Congratulations to Katherine A. Hajjar, MD, Vice Chair for Research and Brine Family Professor of Cell and Developmental Biology in the Department of Pediatrics at Weill Cornell Medicine, on being awarded a grant by the United States Department of Defense to develop treatment for proliferative vitreoretinopathy, a potentially blinding disease that occurs in almost one-half of military personnel who sustain a penetrating wound to the eye.
Proliferative vitreoretinopathy (PVR) occurs in some patients who have had complicated eye surgeries. When there is a tear in the retina, cells inside the eye, known as RPE cells, that normally remain behind the retina, begin to proliferate, move away from their normal position, and migrate to the inner surface of the retina. Over time, these migratory cells form a scar-like membrane that pulls the remaining retina away from the back of the eye, severely compromising vision. PVR is increasing in frequency among military personnel due to the increasing use of explosive devices in modern combat. Unfortunately, however, there is no treatment for this devastating disease.

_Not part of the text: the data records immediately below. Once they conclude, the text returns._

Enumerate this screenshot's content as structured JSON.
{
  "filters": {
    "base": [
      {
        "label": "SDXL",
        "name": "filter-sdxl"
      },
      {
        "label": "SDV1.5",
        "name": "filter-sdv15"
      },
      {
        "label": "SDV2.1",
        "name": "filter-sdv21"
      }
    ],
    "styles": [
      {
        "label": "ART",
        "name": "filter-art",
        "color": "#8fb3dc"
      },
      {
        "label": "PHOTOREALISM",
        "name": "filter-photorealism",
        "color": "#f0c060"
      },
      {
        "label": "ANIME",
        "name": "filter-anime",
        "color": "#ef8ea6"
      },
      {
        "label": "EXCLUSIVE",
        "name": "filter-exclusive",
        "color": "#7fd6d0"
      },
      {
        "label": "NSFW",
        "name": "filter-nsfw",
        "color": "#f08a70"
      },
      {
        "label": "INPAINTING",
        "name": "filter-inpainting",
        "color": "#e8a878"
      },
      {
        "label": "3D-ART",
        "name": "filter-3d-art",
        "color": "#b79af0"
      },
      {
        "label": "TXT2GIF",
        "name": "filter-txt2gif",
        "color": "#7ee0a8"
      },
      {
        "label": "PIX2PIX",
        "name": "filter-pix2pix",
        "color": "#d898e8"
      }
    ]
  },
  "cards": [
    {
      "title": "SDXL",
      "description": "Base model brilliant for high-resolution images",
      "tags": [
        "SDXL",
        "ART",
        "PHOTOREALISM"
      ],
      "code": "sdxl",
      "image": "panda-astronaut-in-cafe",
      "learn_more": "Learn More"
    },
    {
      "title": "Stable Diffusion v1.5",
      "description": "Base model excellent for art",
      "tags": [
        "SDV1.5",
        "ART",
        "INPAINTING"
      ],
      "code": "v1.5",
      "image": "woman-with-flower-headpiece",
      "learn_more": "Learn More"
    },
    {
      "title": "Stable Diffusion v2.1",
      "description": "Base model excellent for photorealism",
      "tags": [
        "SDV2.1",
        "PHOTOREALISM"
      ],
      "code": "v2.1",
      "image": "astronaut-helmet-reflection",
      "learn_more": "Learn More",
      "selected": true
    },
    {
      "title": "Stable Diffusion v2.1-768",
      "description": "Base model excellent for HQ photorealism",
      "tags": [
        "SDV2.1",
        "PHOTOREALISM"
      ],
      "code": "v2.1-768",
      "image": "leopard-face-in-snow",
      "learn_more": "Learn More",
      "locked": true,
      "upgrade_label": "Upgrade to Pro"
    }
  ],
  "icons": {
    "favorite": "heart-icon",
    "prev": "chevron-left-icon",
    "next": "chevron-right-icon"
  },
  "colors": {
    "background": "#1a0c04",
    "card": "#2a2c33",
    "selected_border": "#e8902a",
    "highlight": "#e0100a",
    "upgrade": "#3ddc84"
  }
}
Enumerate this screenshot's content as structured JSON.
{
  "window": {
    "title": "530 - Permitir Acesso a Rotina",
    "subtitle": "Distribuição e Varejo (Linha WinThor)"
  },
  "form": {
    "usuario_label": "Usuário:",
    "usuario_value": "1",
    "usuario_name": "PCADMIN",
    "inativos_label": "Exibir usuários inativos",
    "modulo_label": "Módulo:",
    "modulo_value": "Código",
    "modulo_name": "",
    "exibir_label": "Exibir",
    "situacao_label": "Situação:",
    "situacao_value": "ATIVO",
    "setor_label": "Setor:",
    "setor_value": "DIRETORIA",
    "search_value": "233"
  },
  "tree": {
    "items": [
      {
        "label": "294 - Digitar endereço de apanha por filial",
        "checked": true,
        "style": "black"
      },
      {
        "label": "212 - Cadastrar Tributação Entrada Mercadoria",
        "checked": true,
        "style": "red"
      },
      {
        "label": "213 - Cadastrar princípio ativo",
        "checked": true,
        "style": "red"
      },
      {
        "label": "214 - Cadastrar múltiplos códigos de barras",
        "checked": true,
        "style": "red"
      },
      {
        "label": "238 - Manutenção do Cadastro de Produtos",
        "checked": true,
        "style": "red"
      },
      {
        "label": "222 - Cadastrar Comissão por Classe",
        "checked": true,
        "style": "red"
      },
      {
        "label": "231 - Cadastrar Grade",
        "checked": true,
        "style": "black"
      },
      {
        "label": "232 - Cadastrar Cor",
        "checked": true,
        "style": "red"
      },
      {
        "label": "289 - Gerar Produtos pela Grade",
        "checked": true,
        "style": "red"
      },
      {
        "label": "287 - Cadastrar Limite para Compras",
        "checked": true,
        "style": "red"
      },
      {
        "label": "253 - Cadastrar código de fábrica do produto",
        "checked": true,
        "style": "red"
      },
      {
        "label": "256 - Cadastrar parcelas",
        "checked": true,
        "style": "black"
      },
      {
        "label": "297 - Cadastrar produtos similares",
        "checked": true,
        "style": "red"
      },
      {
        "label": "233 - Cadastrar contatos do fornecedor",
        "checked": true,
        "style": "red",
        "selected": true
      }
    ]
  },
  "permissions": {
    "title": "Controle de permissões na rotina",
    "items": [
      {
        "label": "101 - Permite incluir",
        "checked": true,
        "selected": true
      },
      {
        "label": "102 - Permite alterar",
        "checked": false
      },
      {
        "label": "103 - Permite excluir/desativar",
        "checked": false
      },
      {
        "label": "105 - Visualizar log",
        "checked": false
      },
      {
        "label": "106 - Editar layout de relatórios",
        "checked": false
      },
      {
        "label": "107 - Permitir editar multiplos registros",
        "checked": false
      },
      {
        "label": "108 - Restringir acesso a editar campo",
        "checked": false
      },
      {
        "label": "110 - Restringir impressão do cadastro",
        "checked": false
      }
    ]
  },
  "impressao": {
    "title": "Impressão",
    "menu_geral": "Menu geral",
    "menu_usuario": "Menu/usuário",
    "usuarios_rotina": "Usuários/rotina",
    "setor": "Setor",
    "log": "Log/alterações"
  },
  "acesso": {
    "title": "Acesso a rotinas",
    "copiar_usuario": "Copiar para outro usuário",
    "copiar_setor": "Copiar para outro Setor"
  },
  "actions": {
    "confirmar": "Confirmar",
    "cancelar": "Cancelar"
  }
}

The project entitled, "The Annexin A2 Pathway in Proliferative Vitreoretinopathy: A New Therapeutic Target" aims to develop a treatment for human PVR by testing the efficacy and safety of two newly developed antibodies in two animal models. In a previous study, Dr. Hajjar's team at Weill Cornell Medicine determined that a protein called annexin A2 allows RPE cells to abandon their normal position and migrate to the surface of the retina in response to injury. This healing-response-gone-wrong leads to the formation of damaging scar tissue. Additionally, the team showed that mice completely lacking a protein called annexin A2, a protein known to enable the migration of normally stationary cells, are resistant to experimental PVR; the study showed that mice lacking A2 had an over 90% reduction in damage to the eye. Their early results indicate that antibodies directed against A2 can prevent PVR in mice. For this project, Dr. Hajjar and team will determine whether blockade of A2 with two newly developed, even higher affinity, antibodies can prevent PVR in two animal models.
If anti-annexin A2 antibodies are effective and safe in this study, the team can then recruit an industrial partner to help conduct subsequent studies that would enable them to submit an application for Investigational New Drug (IND) status. Ultimately, this work could lead to a treatment to prevent PVR that could be given to military personnel or civilians shortly after injury, while arrangements for definitive surgical repair are being made. The team predicts that anti-A2 could be tested in human subjects within several years of completing this project. This pathway could lead to treatment that prevents development of PVR altogether, thereby eliminating the expensive and disheartening short- and long-term disability that it causes.